Hier ist der Code für dieses Programm:

// Constants
const float rThreshold = 0.7;
const int minDiff = 10;

// Sample Buffer
const int N_SAMPLES = 250;
int nSamples = 0;
int sampleBuffer[N_SAMPLES];
int index = 0;

// Last time the bpm was shown
long lastTime;

void setup() {
  Serial.begin(9600);
}

void loop() {
  sampleBuffer[index] = analogRead(A0);

  // Show results every 500 ms once the buffer is filled
  if(nSamples >= N_SAMPLES && millis()-lastTime > 500) {
    lastTime = millis();
    
    int maxValue = 0;
    int minValue = 1024;
    
    // Calculate maximum and minimum
    for(int i = 0; i < N_SAMPLES; i++) {
      maxValue = max(sampleBuffer[i], maxValue);
      minValue = min(sampleBuffer[i], minValue); 
    }
  
    float diff = max(maxValue - minValue, minDiff);
    float threshold = diff * rThreshold + minValue;
    int nHeartbeats = 0;
    int tHeartbeats = 0;
    int lastHeartbeat = 0;
    
    for(int i = 1; i < N_SAMPLES; i++) {
      if(sampleBuffer[(index+i+1)%N_SAMPLES] >= threshold 
          && sampleBuffer[(index+i)%N_SAMPLES] < threshold) {
        // Save time difference and increase counter
        // Don't count time difference if it is too short or too long
        // - 15 measurements correspond to roughly 250 bpm
        // - 150 measurements correspond to roughly 25 bpm
        if(lastHeartbeat && i-lastHeartbeat > 15 && i-lastHeartbeat < 150) {
          tHeartbeats += i-lastHeartbeat; 
          nHeartbeats++;
        }
  
        // Save timestamp
        lastHeartbeat = i;
      }
    }
  
    // Calculate bpm
    float bpm = 60000.0 * nHeartbeats / (tHeartbeats * 20);
    
    // Show results if enough heartbeats are found
    // In 5 s there should be 4 at 50 bpm
    if(nHeartbeats > 3) {
      Serial.print("Heart Rate (bpm): ");
      Serial.println(bpm);
    }
    else {
      Serial.println("No heart beat detected");
    }
  }
  else {
    nSamples++;
  }
  
  // Next Index
  index = (index+1) % N_SAMPLES;
  delay(20);
}

Das Ergebnis

Mit beiden Methoden ist es möglich, die Herzfrequenz zuverlässig zu berechnen. Bei der Verwendung eines Sliding Window erhalten wir darüber hinaus den Vorteil eines schnelleren Feedbacks und können Veränderungen in der Herzfrequenz beobachten, ohne fünf Sekunden auf die neuen Messungen warten zu müssen. Der Beobachtungszeitraum beträgt jedoch bei beiden Methoden fünf Sekunden. Aus diesem Grund dauert es seine Zeit, bis man das erste Ergebnis erhält, nachdem man den Finger auf den Sensor gelegt hat. Um eine schnellere Reaktionszeit zu erreichen, kannst du das Zeitfenster verkleinern, allerdings auf Kosten von sprunghafteren und weniger genauen Herzfrequenzmessungen.

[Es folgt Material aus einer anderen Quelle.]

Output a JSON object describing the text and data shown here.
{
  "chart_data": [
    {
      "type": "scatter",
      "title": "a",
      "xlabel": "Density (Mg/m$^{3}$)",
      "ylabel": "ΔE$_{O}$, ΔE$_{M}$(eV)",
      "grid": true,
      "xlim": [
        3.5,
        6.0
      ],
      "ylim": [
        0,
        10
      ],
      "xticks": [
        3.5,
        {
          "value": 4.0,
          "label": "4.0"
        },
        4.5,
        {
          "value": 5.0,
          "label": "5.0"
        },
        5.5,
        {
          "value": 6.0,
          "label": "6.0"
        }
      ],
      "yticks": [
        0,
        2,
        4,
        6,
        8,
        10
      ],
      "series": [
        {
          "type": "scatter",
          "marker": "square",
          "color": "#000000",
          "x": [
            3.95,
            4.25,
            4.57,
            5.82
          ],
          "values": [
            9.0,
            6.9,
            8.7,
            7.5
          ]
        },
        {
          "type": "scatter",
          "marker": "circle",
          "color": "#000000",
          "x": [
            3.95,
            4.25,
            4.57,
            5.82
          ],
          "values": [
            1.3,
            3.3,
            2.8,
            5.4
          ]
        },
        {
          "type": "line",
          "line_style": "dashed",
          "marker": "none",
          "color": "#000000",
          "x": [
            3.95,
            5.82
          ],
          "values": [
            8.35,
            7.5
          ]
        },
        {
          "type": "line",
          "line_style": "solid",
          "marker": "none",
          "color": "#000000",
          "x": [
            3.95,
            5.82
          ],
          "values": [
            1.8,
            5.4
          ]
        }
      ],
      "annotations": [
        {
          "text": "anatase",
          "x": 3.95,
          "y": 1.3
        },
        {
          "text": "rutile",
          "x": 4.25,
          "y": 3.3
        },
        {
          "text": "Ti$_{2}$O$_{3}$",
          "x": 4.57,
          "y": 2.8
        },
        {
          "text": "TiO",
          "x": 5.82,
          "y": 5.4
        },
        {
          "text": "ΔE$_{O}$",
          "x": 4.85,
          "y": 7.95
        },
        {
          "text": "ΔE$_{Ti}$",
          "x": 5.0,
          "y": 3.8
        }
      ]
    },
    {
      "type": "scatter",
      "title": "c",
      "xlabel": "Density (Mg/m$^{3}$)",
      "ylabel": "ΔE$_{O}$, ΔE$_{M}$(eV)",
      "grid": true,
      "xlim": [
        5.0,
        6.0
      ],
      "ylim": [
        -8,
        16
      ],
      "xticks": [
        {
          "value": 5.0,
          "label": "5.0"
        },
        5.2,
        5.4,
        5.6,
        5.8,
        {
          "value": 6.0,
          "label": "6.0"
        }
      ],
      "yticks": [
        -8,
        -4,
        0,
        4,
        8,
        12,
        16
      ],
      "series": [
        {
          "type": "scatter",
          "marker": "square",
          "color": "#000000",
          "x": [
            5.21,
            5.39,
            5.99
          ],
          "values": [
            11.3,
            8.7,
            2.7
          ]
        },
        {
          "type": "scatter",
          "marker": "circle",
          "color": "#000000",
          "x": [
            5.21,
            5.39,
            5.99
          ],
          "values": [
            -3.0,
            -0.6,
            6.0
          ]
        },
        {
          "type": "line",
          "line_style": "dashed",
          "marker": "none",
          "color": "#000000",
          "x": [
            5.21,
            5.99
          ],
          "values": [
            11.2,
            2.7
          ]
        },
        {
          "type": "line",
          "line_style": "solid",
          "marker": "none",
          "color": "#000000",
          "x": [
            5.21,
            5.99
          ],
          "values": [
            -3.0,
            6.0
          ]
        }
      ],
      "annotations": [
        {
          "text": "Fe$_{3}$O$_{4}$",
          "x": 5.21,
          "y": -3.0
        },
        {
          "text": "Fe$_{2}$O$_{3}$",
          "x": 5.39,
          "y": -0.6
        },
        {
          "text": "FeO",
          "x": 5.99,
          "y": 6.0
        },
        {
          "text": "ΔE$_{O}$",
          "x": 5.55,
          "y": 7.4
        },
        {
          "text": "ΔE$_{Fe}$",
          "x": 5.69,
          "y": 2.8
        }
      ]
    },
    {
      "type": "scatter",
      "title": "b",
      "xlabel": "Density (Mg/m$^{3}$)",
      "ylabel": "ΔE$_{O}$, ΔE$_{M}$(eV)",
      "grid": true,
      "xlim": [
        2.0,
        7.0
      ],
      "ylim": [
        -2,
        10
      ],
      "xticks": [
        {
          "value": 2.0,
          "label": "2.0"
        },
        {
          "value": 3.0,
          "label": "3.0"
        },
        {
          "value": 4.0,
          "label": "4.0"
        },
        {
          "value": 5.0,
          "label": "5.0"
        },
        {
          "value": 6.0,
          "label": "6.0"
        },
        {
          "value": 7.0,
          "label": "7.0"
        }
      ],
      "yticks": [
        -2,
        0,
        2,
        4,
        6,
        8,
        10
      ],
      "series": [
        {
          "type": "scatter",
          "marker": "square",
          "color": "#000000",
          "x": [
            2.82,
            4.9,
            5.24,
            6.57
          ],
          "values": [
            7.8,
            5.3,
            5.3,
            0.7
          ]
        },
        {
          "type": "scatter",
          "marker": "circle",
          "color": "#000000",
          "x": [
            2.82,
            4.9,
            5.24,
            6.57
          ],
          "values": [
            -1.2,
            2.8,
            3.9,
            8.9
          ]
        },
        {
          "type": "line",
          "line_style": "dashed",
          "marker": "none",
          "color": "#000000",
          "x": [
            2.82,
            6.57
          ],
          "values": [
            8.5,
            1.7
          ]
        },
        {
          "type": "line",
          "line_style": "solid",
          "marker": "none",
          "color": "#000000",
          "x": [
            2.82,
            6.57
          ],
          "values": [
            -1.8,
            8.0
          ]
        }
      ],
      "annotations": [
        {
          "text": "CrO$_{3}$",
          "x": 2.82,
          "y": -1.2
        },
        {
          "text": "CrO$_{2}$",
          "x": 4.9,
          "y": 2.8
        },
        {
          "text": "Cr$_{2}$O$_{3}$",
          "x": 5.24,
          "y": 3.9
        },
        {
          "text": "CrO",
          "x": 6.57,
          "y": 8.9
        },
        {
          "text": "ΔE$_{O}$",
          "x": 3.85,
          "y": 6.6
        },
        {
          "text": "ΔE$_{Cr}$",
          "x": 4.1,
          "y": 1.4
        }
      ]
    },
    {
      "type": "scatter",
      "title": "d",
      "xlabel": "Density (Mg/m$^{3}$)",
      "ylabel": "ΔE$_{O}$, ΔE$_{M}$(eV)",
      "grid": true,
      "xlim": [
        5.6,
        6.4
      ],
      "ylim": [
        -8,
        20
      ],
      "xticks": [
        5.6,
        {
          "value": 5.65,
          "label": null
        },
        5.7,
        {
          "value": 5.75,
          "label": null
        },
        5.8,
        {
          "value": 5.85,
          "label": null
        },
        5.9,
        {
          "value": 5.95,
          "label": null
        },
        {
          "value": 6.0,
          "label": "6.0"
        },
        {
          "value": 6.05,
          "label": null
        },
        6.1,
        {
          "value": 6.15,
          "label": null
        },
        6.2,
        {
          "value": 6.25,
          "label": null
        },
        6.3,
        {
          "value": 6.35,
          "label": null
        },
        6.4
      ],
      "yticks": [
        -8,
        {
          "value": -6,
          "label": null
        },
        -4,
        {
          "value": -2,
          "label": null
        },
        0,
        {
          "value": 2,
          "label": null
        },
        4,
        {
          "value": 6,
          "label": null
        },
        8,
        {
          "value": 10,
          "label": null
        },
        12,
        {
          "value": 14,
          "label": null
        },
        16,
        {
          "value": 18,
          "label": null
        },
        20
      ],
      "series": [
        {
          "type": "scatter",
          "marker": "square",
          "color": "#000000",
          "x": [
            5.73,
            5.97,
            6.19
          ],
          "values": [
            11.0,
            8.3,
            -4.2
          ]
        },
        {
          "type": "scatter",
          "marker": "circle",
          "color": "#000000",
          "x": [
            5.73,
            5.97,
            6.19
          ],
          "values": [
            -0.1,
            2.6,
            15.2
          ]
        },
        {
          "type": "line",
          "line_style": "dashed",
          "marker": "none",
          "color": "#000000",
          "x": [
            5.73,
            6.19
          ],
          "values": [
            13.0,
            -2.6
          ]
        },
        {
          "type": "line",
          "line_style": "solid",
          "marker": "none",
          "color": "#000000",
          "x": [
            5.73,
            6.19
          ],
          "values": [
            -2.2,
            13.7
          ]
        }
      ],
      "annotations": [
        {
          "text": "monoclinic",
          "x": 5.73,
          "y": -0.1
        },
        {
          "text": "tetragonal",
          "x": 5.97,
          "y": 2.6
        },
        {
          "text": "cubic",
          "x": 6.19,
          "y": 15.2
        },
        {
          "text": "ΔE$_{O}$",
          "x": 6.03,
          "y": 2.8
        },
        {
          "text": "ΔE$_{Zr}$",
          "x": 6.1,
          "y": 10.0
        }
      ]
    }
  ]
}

Ergebnis auf dem seriellen Monitor

Sowohl die Tumbling-Window- als auch die Sliding-Window-Methode sind in Literatur und Praxis hinlänglich bekannt. Eine interessante Frage ist jedoch, ob wir all dies auch ohne einen Puffer zum Speichern unserer Messungen tun können. In unserem Beispiel ist dies nicht wichtig, aber es gibt Fälle, in denen dies unerlässlich ist. Was wäre, wenn wir für unsere Berechnungen mehr Messwerte bräuchten, als wir im Speicher des Arduino unterbringen könnten? Wenn wir ein paar Kompromisse eingehen, können wir die Herzfrequenz auch ohne Zwischenspeichern der Messwerte berechnen. Probiere doch mal aus, eine eigene Lösung für dieses Problem zu finden. Es ist eine gute Programmier- und Denkübung. Ich werde dir meine Lösung im nächsten und letzten Teil dieser Tutorialreihe zum KY-039 Pulssensor zeigen.